The Prime Minister's Awards for Excellence in Early Childhood Education - These awards honour outstanding and innovative early childhood educators for their leadership, exemplary early childhood education practices, and their commitment to help build the foundation children need to make the best possible start in life. For more information, please click here.
Nomination packages must be submitted to the Prime Minister's Awards program office by January 12, 2021 — 11:59 a.m. Pacific Time
Heritage and History Months
While we normally celebrate the opening of these events in person, this year, virtual is the way to go! This month, October, we celebrate Islamic Heritage Month and Somali Heritage Month. To learn more, click on the following links:
Next month, November, we honour Indigenous Education Month: this month reminds us to centre First Nations, Métis and Inuit perspectives, histories and contemporary realities.
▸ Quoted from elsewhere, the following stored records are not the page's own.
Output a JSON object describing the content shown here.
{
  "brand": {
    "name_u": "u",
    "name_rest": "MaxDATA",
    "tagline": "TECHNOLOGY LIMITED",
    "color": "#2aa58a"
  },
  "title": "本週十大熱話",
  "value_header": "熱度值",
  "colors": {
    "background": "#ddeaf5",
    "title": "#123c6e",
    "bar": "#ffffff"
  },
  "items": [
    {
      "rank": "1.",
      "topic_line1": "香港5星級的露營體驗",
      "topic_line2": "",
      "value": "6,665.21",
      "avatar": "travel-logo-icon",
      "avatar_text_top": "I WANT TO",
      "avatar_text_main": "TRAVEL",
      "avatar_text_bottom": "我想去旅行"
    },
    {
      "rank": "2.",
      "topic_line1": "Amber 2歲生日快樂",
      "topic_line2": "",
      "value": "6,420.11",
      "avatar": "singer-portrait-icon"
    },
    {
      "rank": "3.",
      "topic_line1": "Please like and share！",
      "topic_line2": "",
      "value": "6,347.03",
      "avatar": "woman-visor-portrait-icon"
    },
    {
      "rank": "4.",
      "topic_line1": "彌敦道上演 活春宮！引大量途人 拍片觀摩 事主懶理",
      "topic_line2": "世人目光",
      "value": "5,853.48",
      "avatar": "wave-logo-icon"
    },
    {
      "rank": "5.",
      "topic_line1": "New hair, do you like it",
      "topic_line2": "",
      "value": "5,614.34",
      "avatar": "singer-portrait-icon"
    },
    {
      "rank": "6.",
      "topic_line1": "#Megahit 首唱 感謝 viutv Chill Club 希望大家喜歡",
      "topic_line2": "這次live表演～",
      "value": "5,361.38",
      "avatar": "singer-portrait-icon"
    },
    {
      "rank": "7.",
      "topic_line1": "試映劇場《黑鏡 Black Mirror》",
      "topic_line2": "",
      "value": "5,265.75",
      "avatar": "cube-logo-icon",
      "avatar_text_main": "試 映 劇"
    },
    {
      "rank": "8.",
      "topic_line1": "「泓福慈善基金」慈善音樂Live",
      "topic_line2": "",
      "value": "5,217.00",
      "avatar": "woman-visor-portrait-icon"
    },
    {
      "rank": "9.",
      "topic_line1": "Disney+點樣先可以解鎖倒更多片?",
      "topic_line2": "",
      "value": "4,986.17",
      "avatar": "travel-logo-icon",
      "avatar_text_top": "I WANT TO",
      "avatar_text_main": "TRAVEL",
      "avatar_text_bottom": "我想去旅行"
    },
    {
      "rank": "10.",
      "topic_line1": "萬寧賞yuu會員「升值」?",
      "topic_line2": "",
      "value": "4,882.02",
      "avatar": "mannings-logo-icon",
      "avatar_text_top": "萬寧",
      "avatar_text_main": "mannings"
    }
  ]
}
In classrooms across the TDSB, it is an opportunity to learn about treaties, Indigenous leadership, achievements, and resistance.
Over the course of this month, students, staff and community members recognize a number of important days to deepen knowledge, to learn together about our shared history, and to build stronger relationships between Indigenous and non-Indigenous peoples in Canada. For more information:
November is also Hindu Heritage Month. Stay tuned for more information in the next newsletter, and/or check www.tdsb.on.ca.
As a result of COVID-19 in our city, schools will be celebrating Halloween a little differently. Toronto Public Health has provided direction on celebrating Halloween in schools. While they have advised against Halloween dances and parades, there are still many ways to have fun and celebrate safely in the school setting. This may include Halloween art activities (check out the picture above of one of the many creative ward 11 classroom doors, this one courtesy of Thorncliffe Park PS!), celebrating virtually with other classrooms, reading Halloween stories or watching a movie.
Staff or students should not bring candy to school for sharing with others.
Students can still dress up in a costume, however, because they are required to wear masks/face coverings in school, they should:
- not wear a costume mask on top of their face covering
- not remove their face covering and wear only a costume mask. A costume mask does not replace a face covering.
- not wear make-up, from below the eyes to ensure their face coverings are not dirtied.
Read more from Toronto Public Health about celebrating Halloween safely this year:
Finally, I have received concerns about large groups of teens congregating on school sites this fall, creating excessive noise and litter (including loud music in the evenings, leaving broken bottles and garbage, etc), and not following physical distancing guidelines. While I understand how important social connections are to young people, TDSB is hoping for your assistance in encouraging your children to be safe, to be mindful of being good neighbours, and to be aware of how they might make others feel when out and about in the community. These are challenging times for all of us -- students, parents, staff and community members -- and we want to make sure we all look after each other.